Als AutoSpray is geactiveerd:

  1. Til de twee hefarmem op.

  2. Wissel van lijn.

  3. Verlaag de twee hefarmem.

AUTOSPRAY_ACTIVE.png

Als AutoSpray is gedeactiveerd:

  1. Klik op Spuiten.

  2. Til de twee hefarmem op.

  3. Wissel van lijn.

  4. Verlaag de twee hefarmem.

  5. Klik op Spuiten.

AUTOSPRAY_DESACTIVE.png

INFORMATIE

Ongeacht of de wielen van de eenheden in zwenk- of vaste positie staan, is het noodzakelijk om de machine aan het einde van de lijn op te tillen.

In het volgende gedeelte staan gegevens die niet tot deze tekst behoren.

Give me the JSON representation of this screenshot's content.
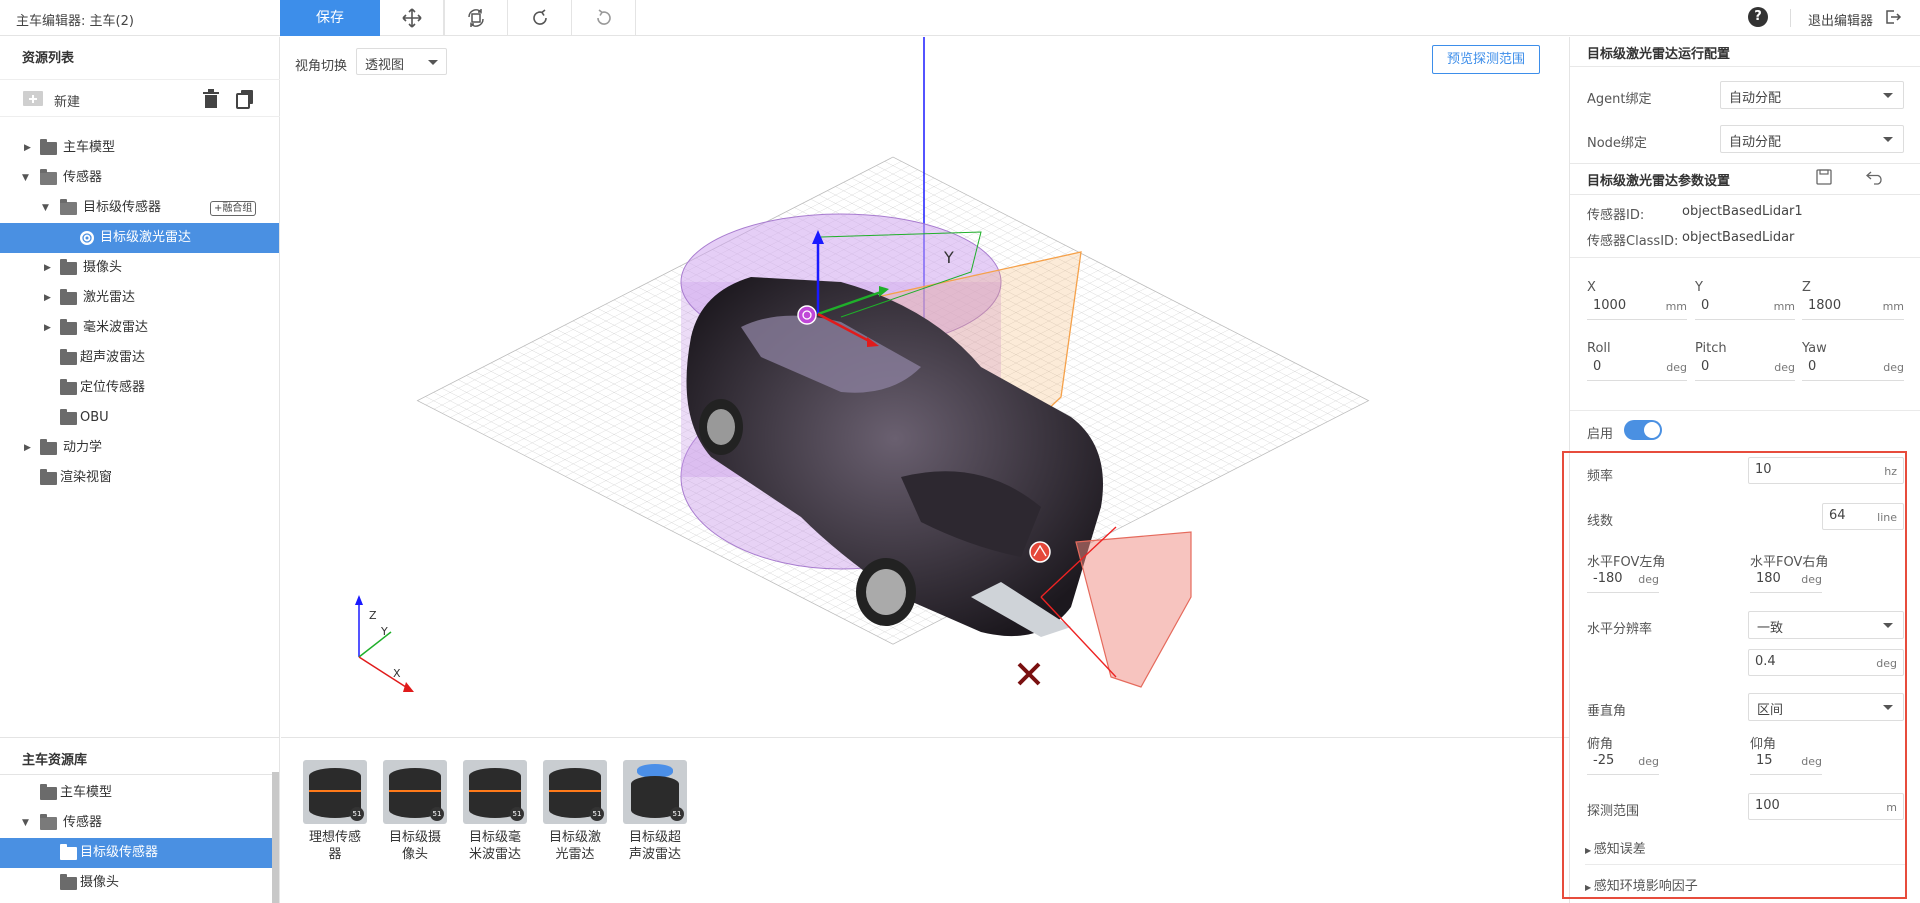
{
  "app": {
    "title": "主车编辑器: 主车(2)"
  },
  "toolbar": {
    "save_label": "保存",
    "exit_label": "退出编辑器",
    "help_label": "?"
  },
  "left": {
    "resource_title": "资源列表",
    "new_label": "新建",
    "tree": [
      {
        "label": "主车模型"
      },
      {
        "label": "传感器"
      },
      {
        "label": "目标级传感器",
        "badge": "+融合组"
      },
      {
        "label": "目标级激光雷达"
      },
      {
        "label": "摄像头"
      },
      {
        "label": "激光雷达"
      },
      {
        "label": "毫米波雷达"
      },
      {
        "label": "超声波雷达"
      },
      {
        "label": "定位传感器"
      },
      {
        "label": "OBU"
      },
      {
        "label": "动力学"
      },
      {
        "label": "渲染视窗"
      }
    ],
    "library_title": "主车资源库",
    "library": [
      {
        "label": "主车模型"
      },
      {
        "label": "传感器"
      },
      {
        "label": "目标级传感器"
      },
      {
        "label": "摄像头"
      }
    ]
  },
  "viewport": {
    "view_label": "视角切换",
    "view_value": "透视图",
    "preview_label": "预览探测范围",
    "axis_y": "Y",
    "gizmo_z": "Z",
    "gizmo_y": "Y",
    "gizmo_x": "X"
  },
  "sensors": [
    {
      "line1": "理想传感",
      "line2": "器",
      "badge": "51"
    },
    {
      "line1": "目标级摄",
      "line2": "像头",
      "badge": "51"
    },
    {
      "line1": "目标级毫",
      "line2": "米波雷达",
      "badge": "51"
    },
    {
      "line1": "目标级激",
      "line2": "光雷达",
      "badge": "51"
    },
    {
      "line1": "目标级超",
      "line2": "声波雷达",
      "badge": "51"
    }
  ],
  "right": {
    "run_title": "目标级激光雷达运行配置",
    "agent_label": "Agent绑定",
    "agent_value": "自动分配",
    "node_label": "Node绑定",
    "node_value": "自动分配",
    "param_title": "目标级激光雷达参数设置",
    "sensor_id_label": "传感器ID:",
    "sensor_id_value": "objectBasedLidar1",
    "class_id_label": "传感器ClassID:",
    "class_id_value": "objectBasedLidar",
    "x_label": "X",
    "x_value": "1000",
    "x_unit": "mm",
    "y_label": "Y",
    "y_value": "0",
    "y_unit": "mm",
    "z_label": "Z",
    "z_value": "1800",
    "z_unit": "mm",
    "roll_label": "Roll",
    "roll_value": "0",
    "roll_unit": "deg",
    "pitch_label": "Pitch",
    "pitch_value": "0",
    "pitch_unit": "deg",
    "yaw_label": "Yaw",
    "yaw_value": "0",
    "yaw_unit": "deg",
    "enable_label": "启用",
    "enabled": true,
    "freq_label": "频率",
    "freq_value": "10",
    "freq_unit": "hz",
    "lines_label": "线数",
    "lines_value": "64",
    "lines_unit": "line",
    "hfov_left_label": "水平FOV左角",
    "hfov_left_value": "-180",
    "hfov_left_unit": "deg",
    "hfov_right_label": "水平FOV右角",
    "hfov_right_value": "180",
    "hfov_right_unit": "deg",
    "hres_label": "水平分辨率",
    "hres_mode": "一致",
    "hres_value": "0.4",
    "hres_unit": "deg",
    "vangle_label": "垂直角",
    "vangle_mode": "区间",
    "depression_label": "俯角",
    "depression_value": "-25",
    "depression_unit": "deg",
    "elevation_label": "仰角",
    "elevation_value": "15",
    "elevation_unit": "deg",
    "range_label": "探测范围",
    "range_value": "100",
    "range_unit": "m",
    "error_label": "感知误差",
    "env_label": "感知环境影响因子"
  },
  "colors": {
    "accent": "#3d8eea",
    "selected": "#4a90e2",
    "highlight": "#e74c3c",
    "lidar_volume": "#c99be8",
    "camera_fov": "#f5b062",
    "radar_fov": "#f08a80"
  }
}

Einde van de spuitvloeistoftank

INFORMATIE

De hoeveelheid vloeistof wordt bepaald door visuele inspectie door de operator.

  1. Klik op Spuiten.

  2. Bereken het volume spuitvloeistof dat nodig is om de behandeling voort te zetten: V = (A - CA) × LHA

    • V = volume spuitvloeistof dat moet worden gespoten

    • A = totale oppervlakte van het veld

    • CA = oppervlakte reeds behandeld (Besproten oppervlakte)

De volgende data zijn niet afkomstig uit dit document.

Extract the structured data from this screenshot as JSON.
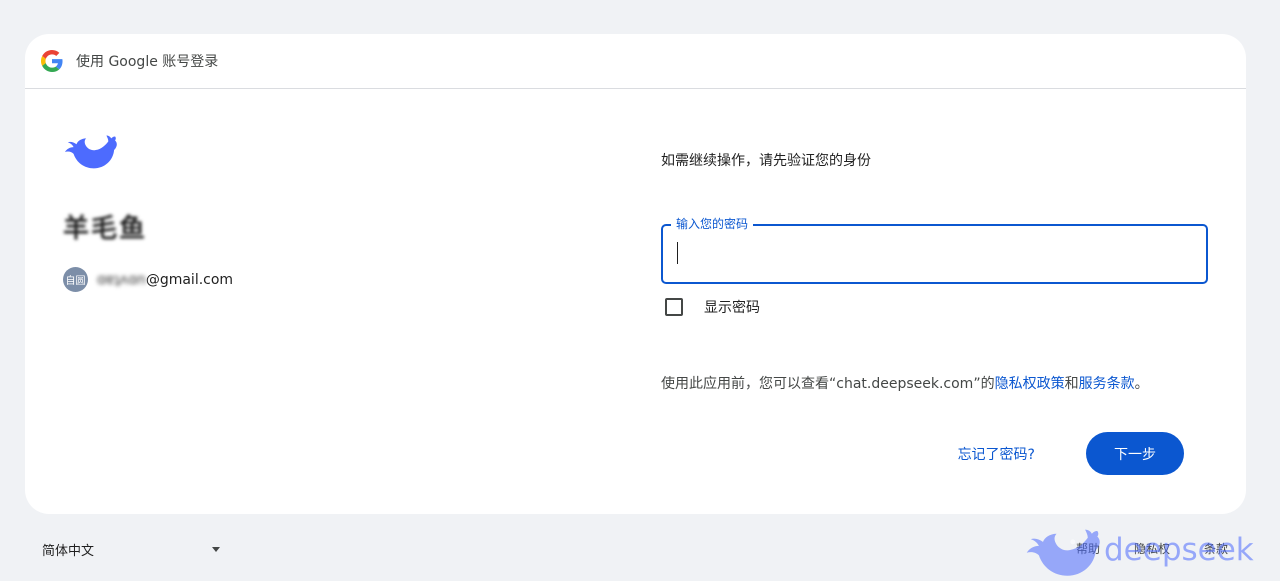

    • LHA = verbruik (l/ha)

  3. Bereid het berekende volume spuitvloeistof voor volgens de instructies in het hoofdstuk Voorbereiding spuitvloeistof.

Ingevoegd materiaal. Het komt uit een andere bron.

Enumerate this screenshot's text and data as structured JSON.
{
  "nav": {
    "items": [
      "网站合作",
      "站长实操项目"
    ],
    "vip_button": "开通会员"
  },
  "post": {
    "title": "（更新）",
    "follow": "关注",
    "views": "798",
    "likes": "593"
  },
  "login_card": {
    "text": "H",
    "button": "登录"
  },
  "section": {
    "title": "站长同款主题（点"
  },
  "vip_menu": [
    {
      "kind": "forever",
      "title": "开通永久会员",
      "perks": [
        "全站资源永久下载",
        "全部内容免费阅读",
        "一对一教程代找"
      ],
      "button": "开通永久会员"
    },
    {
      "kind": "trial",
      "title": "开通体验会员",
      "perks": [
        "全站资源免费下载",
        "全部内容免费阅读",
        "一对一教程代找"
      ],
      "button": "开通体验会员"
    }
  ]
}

  4. Behandeling hervatten.


Einde van het veld

  1. Klik op Spuiten.

SPRAYING.png

  1. Klik op Missie stoppen.

STOP_MISSION.png

  1. Het restvolume van de spuitvloeistof kan op twee verschillende manieren worden afgeleid. Deze twee gevallen worden in aparte hoofdstukken hieronder beschreven:

Reiniging na onderbreking van de behandeling

Reiniging na onderbreking van de behandeling


VOORZICHTIGHEID

Naleef alle lokale, provinciale en nationale voorschriften die van toepassing zijn op de afvalverwerking van spuitresten of resterende gewasbeschermingsmiddelen.